I agree there's a problem with the stream-table duality idea, but it's more that people don't understand the concept that's behind it. The same applies to transactions, another deceptively simple idea that underpins scalable systems. "What is a transaction and why are they useful?" has been my go-to interview question to test developers' technical knowledge for over 25 years. I'm still struck by how many people cannot answer it.


> However, during that process you will eventually confront every single hard problem that relational database management systems have faced for decades. However, during that process you will eventually confront every single hard problem that relational database management systems have faced for decades. You will more or less have to write a full-fledged DBMS in your application code. And you will probably not do a great job, and will end up with dirty reads, phantoms, and all the other symptoms of a buggy database.

It's the same as moving from a framework to a library. At first, the framework seems great, it solves all your problems for you. But then as soon as you want to do something slightly different from the way your framework wanted you to do it, you're stuffed. Much better to use libraries that offer the same functionality that the framework had, but under your own control.

If you use the sledgehammer of a traditional RDBMS you are practically guaranteed to get either lost updates, deadlocks, or both. If you take the time to understand your dataflow and write the stream -> table transformation explicitly, you front-load more of the work, but you get to a database that works properly more quickly.

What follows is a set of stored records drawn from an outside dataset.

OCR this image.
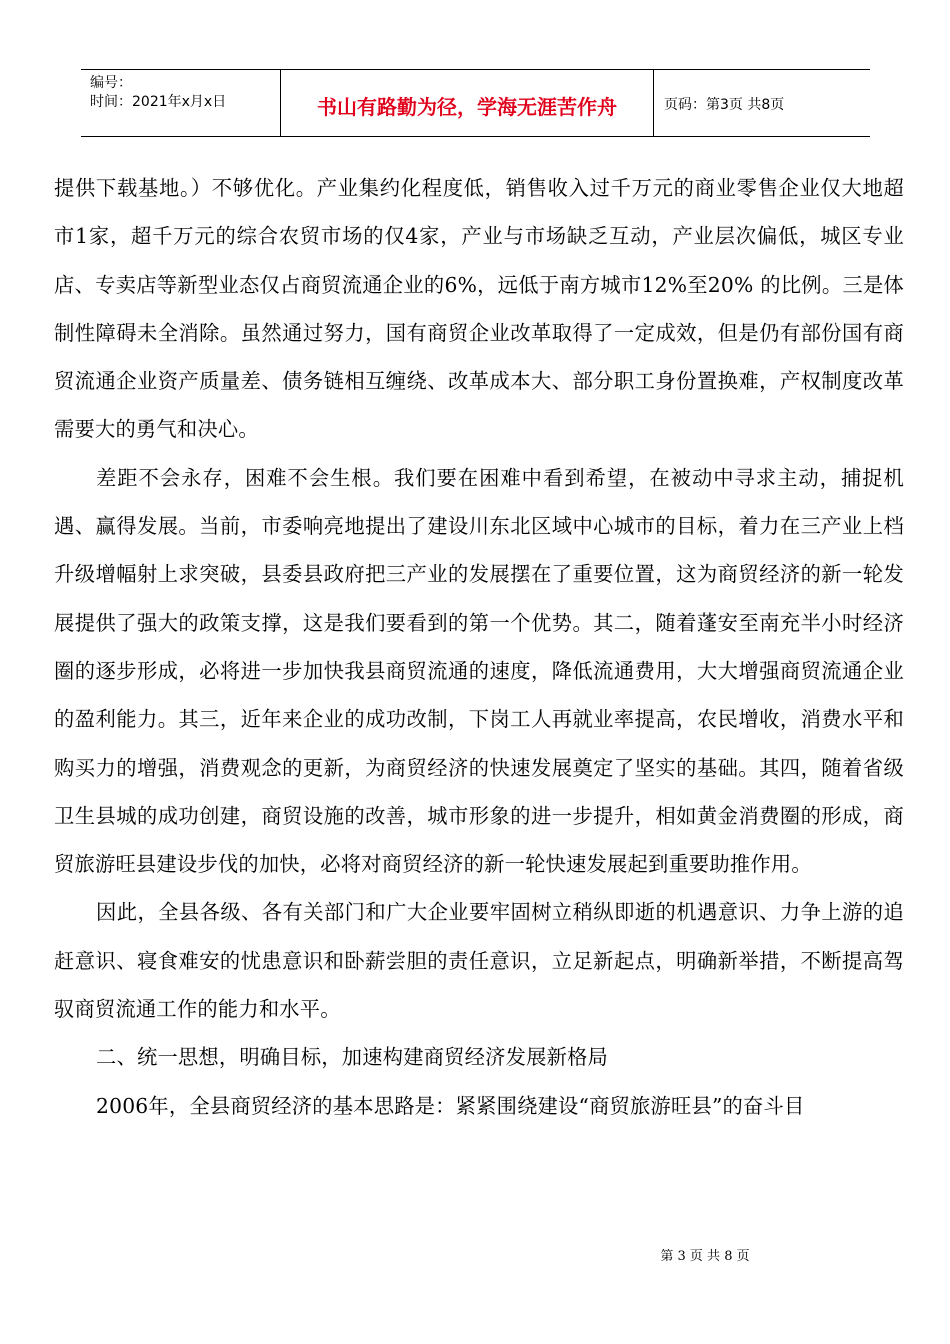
编号：
时间：2021年x月x日	书山有路勤为径，学海无涯苦作舟	页码：第3页 共8页

提供下载基地。）不够优化。产业集约化程度低，销售收入过千万元的商业零售企业仅大地超市1家，超千万元的综合农贸市场的仅4家，产业与市场缺乏互动，产业层次偏低，城区专业店、专卖店等新型业态仅占商贸流通企业的6%，远低于南方城市12%至20% 的比例。三是体制性障碍未全消除。虽然通过努力，国有商贸企业改革取得了一定成效，但是仍有部份国有商贸流通企业资产质量差、债务链相互缠绕、改革成本大、部分职工身份置换难，产权制度改革需要大的勇气和决心。

差距不会永存，困难不会生根。我们要在困难中看到希望，在被动中寻求主动，捕捉机遇、赢得发展。当前，市委响亮地提出了建设川东北区域中心城市的目标，着力在三产业上档升级增幅射上求突破，县委县政府把三产业的发展摆在了重要位置，这为商贸经济的新一轮发展提供了强大的政策支撑，这是我们要看到的第一个优势。其二，随着蓬安至南充半小时经济圈的逐步形成，必将进一步加快我县商贸流通的速度，降低流通费用，大大增强商贸流通企业的盈利能力。其三，近年来企业的成功改制，下岗工人再就业率提高，农民增收，消费水平和购买力的增强，消费观念的更新，为商贸经济的快速发展奠定了坚实的基础。其四，随着省级卫生县城的成功创建，商贸设施的改善，城市形象的进一步提升，相如黄金消费圈的形成，商贸旅游旺县建设步伐的加快，必将对商贸经济的新一轮快速发展起到重要助推作用。

因此，全县各级、各有关部门和广大企业要牢固树立稍纵即逝的机遇意识、力争上游的追赶意识、寝食难安的忧患意识和卧薪尝胆的责任意识，立足新起点，明确新举措，不断提高驾驭商贸流通工作的能力和水平。

二、统一思想，明确目标，加速构建商贸经济发展新格局

2006年，全县商贸经济的基本思路是：紧紧围绕建设“商贸旅游旺县”的奋斗目

第 3 页 共 8 页
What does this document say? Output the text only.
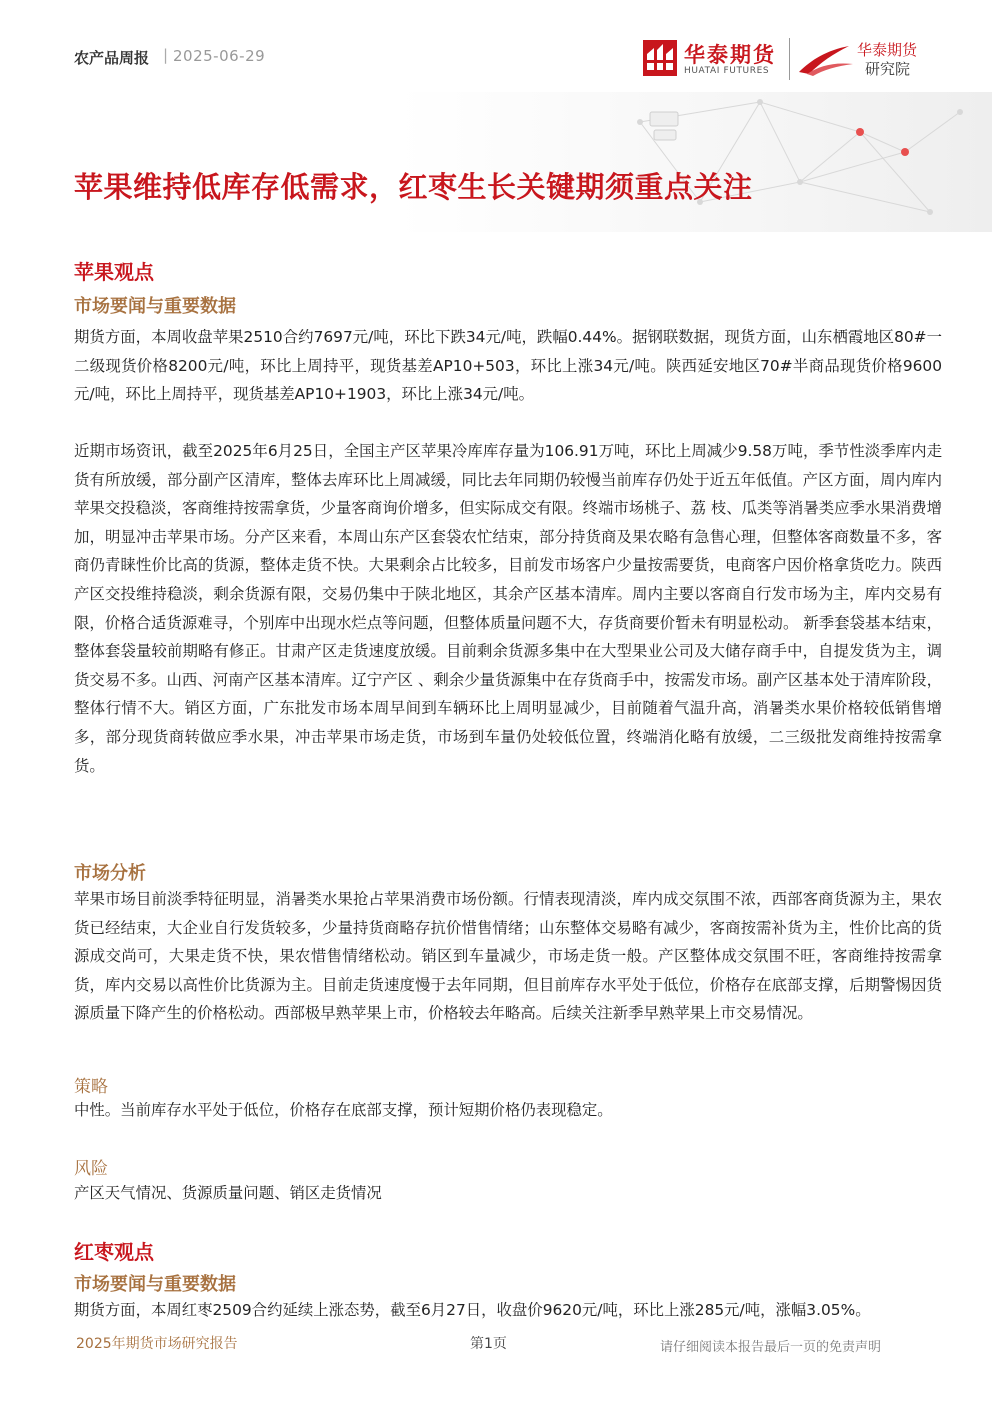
农产品周报 | 2025-06-29	华泰期货
HUATAI FUTURES
华泰期货
研究院
苹果维持低库存低需求，红枣生长关键期须重点关注
苹果观点
市场要闻与重要数据

期货方面，本周收盘苹果2510合约7697元/吨，环比下跌34元/吨，跌幅0.44%。据钢联数据，现货方面，山东栖霞地区80#一二级现货价格8200元/吨，环比上周持平，现货基差AP10+503，环比上涨34元/吨。陕西延安地区70#半商品现货价格9600元/吨，环比上周持平，现货基差AP10+1903，环比上涨34元/吨。

近期市场资讯，截至2025年6月25日，全国主产区苹果冷库库存量为106.91万吨，环比上周减少9.58万吨，季节性淡季库内走货有所放缓，部分副产区清库，整体去库环比上周减缓，同比去年同期仍较慢当前库存仍处于近五年低值。产区方面，周内库内苹果交投稳淡，客商维持按需拿货，少量客商询价增多，但实际成交有限。终端市场桃子、荔 枝、瓜类等消暑类应季水果消费增加，明显冲击苹果市场。分产区来看，本周山东产区套袋农忙结束，部分持货商及果农略有急售心理，但整体客商数量不多，客商仍青睐性价比高的货源，整体走货不快。大果剩余占比较多，目前发市场客户少量按需要货，电商客户因价格拿货吃力。陕西产区交投维持稳淡，剩余货源有限，交易仍集中于陕北地区，其余产区基本清库。周内主要以客商自行发市场为主，库内交易有限，价格合适货源难寻，个别库中出现水烂点等问题，但整体质量问题不大，存货商要价暂未有明显松动。 新季套袋基本结束，整体套袋量较前期略有修正。甘肃产区走货速度放缓。目前剩余货源多集中在大型果业公司及大储存商手中，自提发货为主，调货交易不多。山西、河南产区基本清库。辽宁产区 、剩余少量货源集中在存货商手中，按需发市场。副产区基本处于清库阶段，整体行情不大。销区方面，广东批发市场本周早间到车辆环比上周明显减少，目前随着气温升高，消暑类水果价格较低销售增多，部分现货商转做应季水果，冲击苹果市场走货，市场到车量仍处较低位置，终端消化略有放缓，二三级批发商维持按需拿货。

市场分析

苹果市场目前淡季特征明显，消暑类水果抢占苹果消费市场份额。行情表现清淡，库内成交氛围不浓，西部客商货源为主，果农货已经结束，大企业自行发货较多，少量持货商略存抗价惜售情绪；山东整体交易略有减少，客商按需补货为主，性价比高的货源成交尚可，大果走货不快，果农惜售情绪松动。销区到车量减少，市场走货一般。产区整体成交氛围不旺，客商维持按需拿货，库内交易以高性价比货源为主。目前走货速度慢于去年同期，但目前库存水平处于低位，价格存在底部支撑，后期警惕因货源质量下降产生的价格松动。西部极早熟苹果上市，价格较去年略高。后续关注新季早熟苹果上市交易情况。

策略

中性。当前库存水平处于低位，价格存在底部支撑，预计短期价格仍表现稳定。

风险

产区天气情况、货源质量问题、销区走货情况

红枣观点
市场要闻与重要数据

期货方面，本周红枣2509合约延续上涨态势，截至6月27日，收盘价9620元/吨，环比上涨285元/吨，涨幅3.05%。

2025年期货市场研究报告	第1页	请仔细阅读本报告最后一页的免责声明
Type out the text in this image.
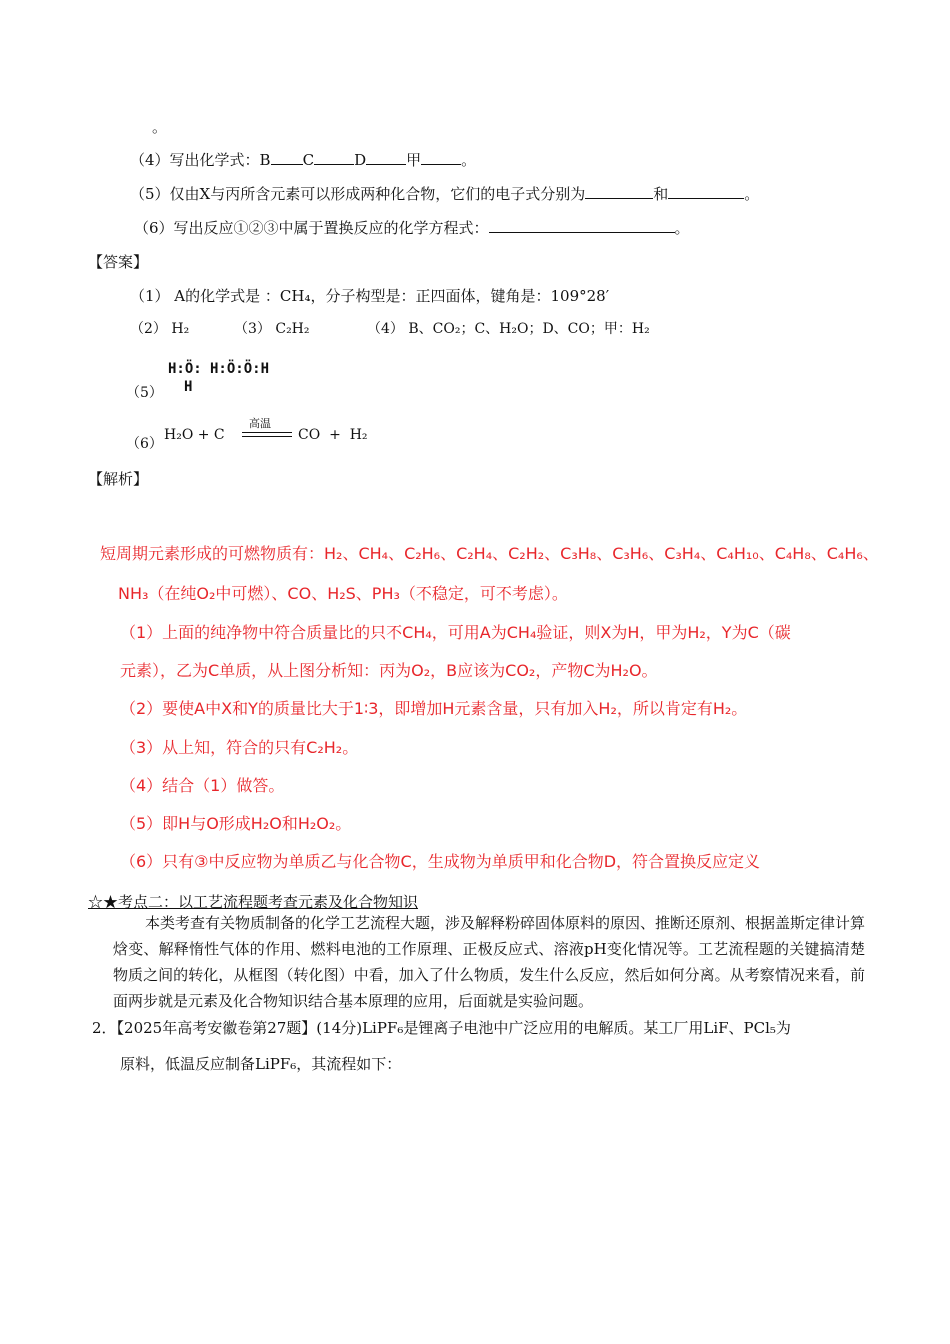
。
（4）写出化学式：B C	D	甲	。
（5）仅由X与丙所含元素可以形成两种化合物，它们的电子式分别为	和	。
（6）写出反应①②③中属于置换反应的化学方程式：	。
【答案】
（1） A的化学式是 ：CH₄，分子构型是：正四面体，键角是：109°28′
（2） H₂	（3） C₂H₂	（4） B、CO₂；C、H₂O；D、CO；甲：H₂
（5）
H:Ö:
H
H:Ö:Ö:H
（6）
H₂O + C
高温
CO  +  H₂
【解析】
短周期元素形成的可燃物质有：H₂、CH₄、C₂H₆、C₂H₄、C₂H₂、C₃H₈、C₃H₆、C₃H₄、C₄H₁₀、C₄H₈、C₄H₆、
NH₃（在纯O₂中可燃）、CO、H₂S、PH₃（不稳定，可不考虑）。
（1）上面的纯净物中符合质量比的只不CH₄，可用A为CH₄验证，则X为H，甲为H₂，Y为C（碳
元素），乙为C单质，从上图分析知：丙为O₂，B应该为CO₂，产物C为H₂O。
（2）要使A中X和Y的质量比大于1∶3，即增加H元素含量，只有加入H₂，所以肯定有H₂。
（3）从上知，符合的只有C₂H₂。
（4）结合（1）做答。
（5）即H与O形成H₂O和H₂O₂。
（6）只有③中反应物为单质乙与化合物C，生成物为单质甲和化合物D，符合置换反应定义
☆★考点二：以工艺流程题考查元素及化合物知识
本类考查有关物质制备的化学工艺流程大题，涉及解释粉碎固体原料的原因、推断还原剂、根据盖斯定律计算焓变、解释惰性气体的作用、燃料电池的工作原理、正极反应式、溶液pH变化情况等。工艺流程题的关键搞清楚物质之间的转化，从框图（转化图）中看，加入了什么物质，发生什么反应，然后如何分离。从考察情况来看，前面两步就是元素及化合物知识结合基本原理的应用，后面就是实验问题。
2．【2025年高考安徽卷第27题】(14分)LiPF₆是锂离子电池中广泛应用的电解质。某工厂用LiF、PCl₅为
原料，低温反应制备LiPF₆，其流程如下：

99% of webapps don't use database transactions properly. Indeed during the LAMP golden age the most popular database didn't even have them. The most well-designed systems I've seen built on traditional databases used them like Kafka - they didn't read-modify-write, they had append-only table structures and transformed one table to compute the next one. At which point what is the database infrastructure buying you?

If you're using a traditional database it's overwhelmingly likely that you're paying a significant performance and complexity cost for a bunch of functionality that you're not using. Given the limited state of true master-master HA in traditional databases, you're probably giving up a bunch of resilience for it as well. If Kafka had come first, everyone would see relational SQL databases as overengineered, overly-prescriptive, overhyped. There are niches where they're appropriate, but they're not a good general-purpose solution.


> If Kafka had come first, everyone would see relational SQL databases as overengineered, overly-prescriptive, overhyped. There are niches where they're appropriate, but they're not a good general-purpose solution.

Oh ho, there's some deep irony about calling a database over engineered when we're looking at kafka.

I'm running a copy of sqlite right here, and it's pretty nice; it does queries and it's portable, it even comes as a single .c file that I can drop directly into a project. I use the same API for my mobile app.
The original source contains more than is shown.